Formerly limited in size and type, glass tile has grown into a dazzling array with numerous types, sizes, and some very intricate patterns. The design possibilities seem endless with the technology advances that have occurred. That is the evolution of the product. Modern technology has provided new manufacturing process incorporating different types of materials into the glass matrix.
There are three basic types of glass tile: cast, fused, and low temperature-coated. Each type can be further segregated, based on size, into three additional categories: large format glass tile (typically larger than or equal to 3” by 3”), mosaic glass tile (typically larger than 3/4” by 3/4” and smaller than 3” by 3”), and miniature mosaic glass tile (typically smaller than or equal to 3/4” by 3/4”).
Each product has performance considerations that should be considered prior to selection for a given application. They include:
Impact and Abrasion Resistance:Typically glass tile is less resistant to abrasion and impact than ceramic tile; an important consideration if used for floor applications.
Thermal Expansion:Glass tile expands more that ceramic tile and more movement accommodation is necessary. Properly constructed movement accommodation joints are essential for the performance of glass tile installations.
Limited Flexibility:While glass tiles may have breaking strength values equal to or higher than ceramic tiles, they are not as resistant to surface deformation. Glass tile generally requires a more rigid support system than ceramic tile.
Bonding to Membranes:Bonding some types of glass tiles to a membrane or other impervious surfaces can result in the appearance of visible moisture behind the tile, particularly when using clear glass. Consult the manufacturer prior to use of a membrane with opaque or translucent glass tile.
Submerged Environments:In submerged installations, such as a swimming pool or other water features, consult with the manufacturer for information on the chemical resistance of the glass to products used for maintenance. Some mounted glass tiles may use re-emulsifiable adhesives or the mounting system may prevent sufficient contact between the glass tile and bonding mortar, causing delamination in submerged applications. Face mounted products are preferred in wet applications.
Any substrate needs to be flat prior to installation. The common practice in tile setting of adding a little thinset here and taking away a little there to make things lay flat does not work on glass tile. Nearly all cement products shrink as they dry. If one side of glass tile is pulled tighter to the substrate than the other side by differing amounts of thinset, cracking may occur during the curing process. This is particularly an issue in larger size glass tile.
Cracks caused during the curing process when using excessive thinset may not occur for a months in some situations.
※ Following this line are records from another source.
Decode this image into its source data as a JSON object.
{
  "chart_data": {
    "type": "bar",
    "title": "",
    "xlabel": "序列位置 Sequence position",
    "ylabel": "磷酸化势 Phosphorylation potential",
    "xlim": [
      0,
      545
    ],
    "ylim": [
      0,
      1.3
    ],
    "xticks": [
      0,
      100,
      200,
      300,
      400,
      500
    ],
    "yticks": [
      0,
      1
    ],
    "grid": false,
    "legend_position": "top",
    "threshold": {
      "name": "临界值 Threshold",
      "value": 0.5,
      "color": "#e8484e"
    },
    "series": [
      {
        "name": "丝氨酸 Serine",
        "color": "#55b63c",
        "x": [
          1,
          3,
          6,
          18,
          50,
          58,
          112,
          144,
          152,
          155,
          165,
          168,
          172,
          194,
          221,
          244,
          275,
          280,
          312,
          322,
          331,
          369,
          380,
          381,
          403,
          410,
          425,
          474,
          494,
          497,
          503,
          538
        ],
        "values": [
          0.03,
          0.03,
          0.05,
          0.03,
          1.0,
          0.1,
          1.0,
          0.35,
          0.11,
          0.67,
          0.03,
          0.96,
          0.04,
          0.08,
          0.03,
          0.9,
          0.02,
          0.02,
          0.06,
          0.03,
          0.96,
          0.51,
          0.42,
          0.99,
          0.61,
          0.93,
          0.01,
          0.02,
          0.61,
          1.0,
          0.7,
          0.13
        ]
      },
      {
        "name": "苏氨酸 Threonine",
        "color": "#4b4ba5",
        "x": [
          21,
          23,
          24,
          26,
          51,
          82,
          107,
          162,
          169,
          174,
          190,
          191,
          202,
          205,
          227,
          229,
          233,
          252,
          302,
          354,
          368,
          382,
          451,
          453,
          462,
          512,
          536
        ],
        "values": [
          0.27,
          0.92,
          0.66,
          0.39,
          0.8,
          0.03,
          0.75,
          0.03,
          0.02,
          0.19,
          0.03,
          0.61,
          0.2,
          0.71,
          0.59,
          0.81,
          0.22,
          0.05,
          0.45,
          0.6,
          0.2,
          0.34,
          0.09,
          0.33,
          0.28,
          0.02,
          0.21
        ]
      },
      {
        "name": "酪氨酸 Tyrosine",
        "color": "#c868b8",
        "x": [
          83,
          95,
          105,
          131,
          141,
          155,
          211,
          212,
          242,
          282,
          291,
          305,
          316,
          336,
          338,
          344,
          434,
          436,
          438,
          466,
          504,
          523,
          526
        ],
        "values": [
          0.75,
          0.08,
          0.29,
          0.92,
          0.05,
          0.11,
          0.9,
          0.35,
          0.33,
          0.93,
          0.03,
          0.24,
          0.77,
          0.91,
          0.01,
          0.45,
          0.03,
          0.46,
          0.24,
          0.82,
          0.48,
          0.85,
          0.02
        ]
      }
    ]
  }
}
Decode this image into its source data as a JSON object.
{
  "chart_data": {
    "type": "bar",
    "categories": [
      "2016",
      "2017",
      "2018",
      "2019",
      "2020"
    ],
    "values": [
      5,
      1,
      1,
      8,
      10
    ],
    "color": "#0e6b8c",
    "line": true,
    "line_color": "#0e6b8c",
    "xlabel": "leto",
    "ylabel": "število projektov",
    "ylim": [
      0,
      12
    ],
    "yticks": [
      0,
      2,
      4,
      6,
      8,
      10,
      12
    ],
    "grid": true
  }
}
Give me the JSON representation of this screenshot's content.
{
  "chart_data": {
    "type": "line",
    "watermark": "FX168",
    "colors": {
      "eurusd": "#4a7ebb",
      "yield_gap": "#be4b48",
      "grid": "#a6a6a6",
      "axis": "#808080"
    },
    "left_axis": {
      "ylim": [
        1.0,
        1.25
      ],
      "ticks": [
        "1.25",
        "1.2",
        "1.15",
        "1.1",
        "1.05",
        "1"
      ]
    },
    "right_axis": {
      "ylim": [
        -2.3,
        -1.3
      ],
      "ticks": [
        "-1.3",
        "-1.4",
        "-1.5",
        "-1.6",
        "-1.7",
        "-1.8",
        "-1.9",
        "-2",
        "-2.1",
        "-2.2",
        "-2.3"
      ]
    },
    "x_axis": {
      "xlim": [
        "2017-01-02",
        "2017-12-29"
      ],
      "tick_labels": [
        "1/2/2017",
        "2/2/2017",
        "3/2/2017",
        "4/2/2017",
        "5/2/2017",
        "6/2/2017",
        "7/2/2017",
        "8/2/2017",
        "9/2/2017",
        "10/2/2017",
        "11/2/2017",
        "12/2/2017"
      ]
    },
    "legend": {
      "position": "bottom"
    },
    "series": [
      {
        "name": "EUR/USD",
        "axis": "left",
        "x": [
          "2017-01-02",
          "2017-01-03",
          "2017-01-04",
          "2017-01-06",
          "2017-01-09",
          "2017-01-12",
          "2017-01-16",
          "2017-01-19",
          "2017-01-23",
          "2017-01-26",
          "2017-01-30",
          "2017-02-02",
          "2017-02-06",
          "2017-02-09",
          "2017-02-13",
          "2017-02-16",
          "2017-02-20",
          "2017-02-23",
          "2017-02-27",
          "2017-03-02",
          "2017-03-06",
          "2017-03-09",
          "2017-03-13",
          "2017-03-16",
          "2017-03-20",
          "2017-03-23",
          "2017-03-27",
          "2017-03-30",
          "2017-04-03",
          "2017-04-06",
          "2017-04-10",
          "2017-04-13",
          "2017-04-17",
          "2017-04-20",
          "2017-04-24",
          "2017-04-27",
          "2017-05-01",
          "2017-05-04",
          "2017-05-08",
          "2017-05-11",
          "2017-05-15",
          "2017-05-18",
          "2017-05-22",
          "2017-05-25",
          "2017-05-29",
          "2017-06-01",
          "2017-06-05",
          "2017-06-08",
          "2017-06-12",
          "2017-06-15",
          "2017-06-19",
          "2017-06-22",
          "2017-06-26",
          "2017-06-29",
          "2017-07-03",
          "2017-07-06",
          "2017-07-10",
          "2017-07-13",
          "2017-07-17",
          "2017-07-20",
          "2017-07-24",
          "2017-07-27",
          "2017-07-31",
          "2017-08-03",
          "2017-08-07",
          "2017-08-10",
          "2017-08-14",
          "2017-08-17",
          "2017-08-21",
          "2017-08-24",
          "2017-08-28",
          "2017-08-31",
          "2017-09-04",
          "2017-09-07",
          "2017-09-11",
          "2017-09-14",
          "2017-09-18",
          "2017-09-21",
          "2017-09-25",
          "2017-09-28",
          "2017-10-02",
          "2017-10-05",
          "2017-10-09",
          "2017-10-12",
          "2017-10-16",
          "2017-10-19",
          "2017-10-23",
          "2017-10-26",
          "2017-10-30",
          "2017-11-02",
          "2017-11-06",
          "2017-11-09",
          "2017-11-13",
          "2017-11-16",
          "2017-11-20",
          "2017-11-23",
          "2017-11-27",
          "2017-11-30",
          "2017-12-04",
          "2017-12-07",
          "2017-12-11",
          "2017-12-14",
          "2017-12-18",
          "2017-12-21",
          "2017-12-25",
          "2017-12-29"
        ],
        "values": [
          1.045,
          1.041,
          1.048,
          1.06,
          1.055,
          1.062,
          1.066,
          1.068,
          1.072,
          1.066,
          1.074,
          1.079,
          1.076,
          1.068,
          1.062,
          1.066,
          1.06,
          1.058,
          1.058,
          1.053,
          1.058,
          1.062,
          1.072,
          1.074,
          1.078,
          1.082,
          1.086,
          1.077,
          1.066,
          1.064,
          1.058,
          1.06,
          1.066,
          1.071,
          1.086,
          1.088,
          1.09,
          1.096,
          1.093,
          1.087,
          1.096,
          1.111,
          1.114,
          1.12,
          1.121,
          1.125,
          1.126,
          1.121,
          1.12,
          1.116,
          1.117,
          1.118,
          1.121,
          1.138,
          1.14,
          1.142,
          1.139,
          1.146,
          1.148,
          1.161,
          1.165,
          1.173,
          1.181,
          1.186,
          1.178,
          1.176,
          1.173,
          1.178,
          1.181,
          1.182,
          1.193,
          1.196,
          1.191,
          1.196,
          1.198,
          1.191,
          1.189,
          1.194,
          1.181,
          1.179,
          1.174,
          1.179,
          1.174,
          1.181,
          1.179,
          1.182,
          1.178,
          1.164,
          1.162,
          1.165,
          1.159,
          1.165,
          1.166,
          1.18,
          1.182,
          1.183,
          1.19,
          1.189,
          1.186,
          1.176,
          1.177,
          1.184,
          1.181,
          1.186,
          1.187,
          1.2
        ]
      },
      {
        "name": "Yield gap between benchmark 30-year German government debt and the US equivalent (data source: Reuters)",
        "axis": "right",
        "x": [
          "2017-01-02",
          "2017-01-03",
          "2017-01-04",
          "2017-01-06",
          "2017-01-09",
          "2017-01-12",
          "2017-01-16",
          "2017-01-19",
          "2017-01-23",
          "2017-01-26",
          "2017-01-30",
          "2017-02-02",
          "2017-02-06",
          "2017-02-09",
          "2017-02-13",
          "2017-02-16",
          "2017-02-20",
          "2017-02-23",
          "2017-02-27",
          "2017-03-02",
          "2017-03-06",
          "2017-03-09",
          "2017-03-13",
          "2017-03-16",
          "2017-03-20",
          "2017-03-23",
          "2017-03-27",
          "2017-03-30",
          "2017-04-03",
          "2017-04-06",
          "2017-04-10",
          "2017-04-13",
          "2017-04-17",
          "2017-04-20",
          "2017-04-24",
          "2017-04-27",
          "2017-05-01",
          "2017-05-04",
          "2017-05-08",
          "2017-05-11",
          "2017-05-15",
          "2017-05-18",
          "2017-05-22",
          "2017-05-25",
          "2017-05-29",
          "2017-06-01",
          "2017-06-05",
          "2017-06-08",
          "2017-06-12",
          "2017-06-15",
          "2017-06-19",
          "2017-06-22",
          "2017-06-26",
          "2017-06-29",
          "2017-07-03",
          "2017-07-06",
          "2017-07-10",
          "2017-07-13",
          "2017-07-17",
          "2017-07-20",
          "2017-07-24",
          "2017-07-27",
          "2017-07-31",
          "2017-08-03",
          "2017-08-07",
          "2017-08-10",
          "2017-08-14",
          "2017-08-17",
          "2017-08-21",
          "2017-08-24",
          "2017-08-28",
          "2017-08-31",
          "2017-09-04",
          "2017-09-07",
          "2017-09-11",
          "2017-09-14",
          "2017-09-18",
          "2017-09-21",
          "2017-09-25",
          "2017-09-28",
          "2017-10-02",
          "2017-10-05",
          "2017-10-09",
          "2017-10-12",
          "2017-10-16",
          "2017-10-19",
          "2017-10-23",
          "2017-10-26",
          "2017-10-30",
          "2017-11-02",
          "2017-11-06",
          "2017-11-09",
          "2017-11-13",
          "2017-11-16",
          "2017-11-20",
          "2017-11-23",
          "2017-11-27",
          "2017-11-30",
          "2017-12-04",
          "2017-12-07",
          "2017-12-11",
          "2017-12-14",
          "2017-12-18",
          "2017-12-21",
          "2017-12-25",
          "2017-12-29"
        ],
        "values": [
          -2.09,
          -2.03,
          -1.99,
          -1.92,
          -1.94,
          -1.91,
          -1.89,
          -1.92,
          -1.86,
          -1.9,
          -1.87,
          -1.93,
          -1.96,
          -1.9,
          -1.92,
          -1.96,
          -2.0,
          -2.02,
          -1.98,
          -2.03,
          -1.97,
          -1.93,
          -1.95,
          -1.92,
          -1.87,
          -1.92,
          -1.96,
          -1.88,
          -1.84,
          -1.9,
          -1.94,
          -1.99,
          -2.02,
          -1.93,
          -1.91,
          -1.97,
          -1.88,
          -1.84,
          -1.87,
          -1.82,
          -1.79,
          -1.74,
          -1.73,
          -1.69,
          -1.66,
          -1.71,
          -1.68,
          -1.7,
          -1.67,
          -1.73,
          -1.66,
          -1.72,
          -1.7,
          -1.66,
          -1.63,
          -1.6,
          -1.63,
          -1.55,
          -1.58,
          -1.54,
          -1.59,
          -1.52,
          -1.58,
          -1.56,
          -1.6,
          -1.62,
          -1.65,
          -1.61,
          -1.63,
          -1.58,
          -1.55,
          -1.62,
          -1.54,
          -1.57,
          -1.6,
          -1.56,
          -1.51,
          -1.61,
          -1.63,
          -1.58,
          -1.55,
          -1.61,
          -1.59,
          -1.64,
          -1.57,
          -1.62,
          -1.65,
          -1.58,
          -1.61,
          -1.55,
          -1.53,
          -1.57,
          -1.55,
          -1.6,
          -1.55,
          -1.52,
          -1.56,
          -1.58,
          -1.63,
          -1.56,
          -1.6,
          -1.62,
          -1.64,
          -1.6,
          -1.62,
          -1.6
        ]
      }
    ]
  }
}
Another area of mixed recommendations from glass tile manufacturers is installing over membrane systems. This is not about consensus in the manufacturing process, but about the properties of a given product in a specific application. The easy part in explaining the mixed recommendations is the membrane itself. Not all membranes are suitable for glass tile. Some are overly compressive and may work fine under ceramic, but have excessive compression and lack the support required for glass.
Another issue is the extended curing time of a latex or polymer thinset when placed over an impervious surface (such as a membrane). Without question, sandwiching a modified thinset over a membrane and under glass tile is going to cause an extended cure cycle. With translucent or opaque glass tile, this extended curing can cause the appearance of “picture framing” as the thinset is slowly allowed to dry. With larger tile this can be a source of concern to end users, lasting a month or more.
I would be adamant about receiving very specific recommendations for each glass tile product I was selling or installing. If written recommendations are not available it would be my suggestion you align with a manufacturer who has made the investment in researching their product to create those recommendations. This may sound a little dramatic on my part but let me assure you, it is based on more instances than I can count and real stories that are better left unpublished. Get a written recommendation!
An integral part of the glass tile installation process is the use of movement accommodation joints. The reason: Glass tile is highly expansive. Before a single tile is set and beginning with the sales process, movement accommodation joints should be discussed and addressed. This is a very tough aspect of the sale to an end-user and a subject salespeople and installers alike wish to avoid. It was always a battle to tell someone they needed to put a caulk joint in their tile work. These joints can be very disturbing to the end-user if they are not made aware of and educated on the necessity of movement accommodation when using expansive glass tile products.
Glass tile is no longer a product for just the very rich. It is both desirable and readily available across the economic spectrum. Working with glass requires a special understanding of the product and installation needs. It is not, as we often hear, just like tile. There are many more considerations that must be made to ensure the customers’ performance expectations are met. For salespeople and installers, taking the extra steps can lead to a highly rewarding segment of the tile market.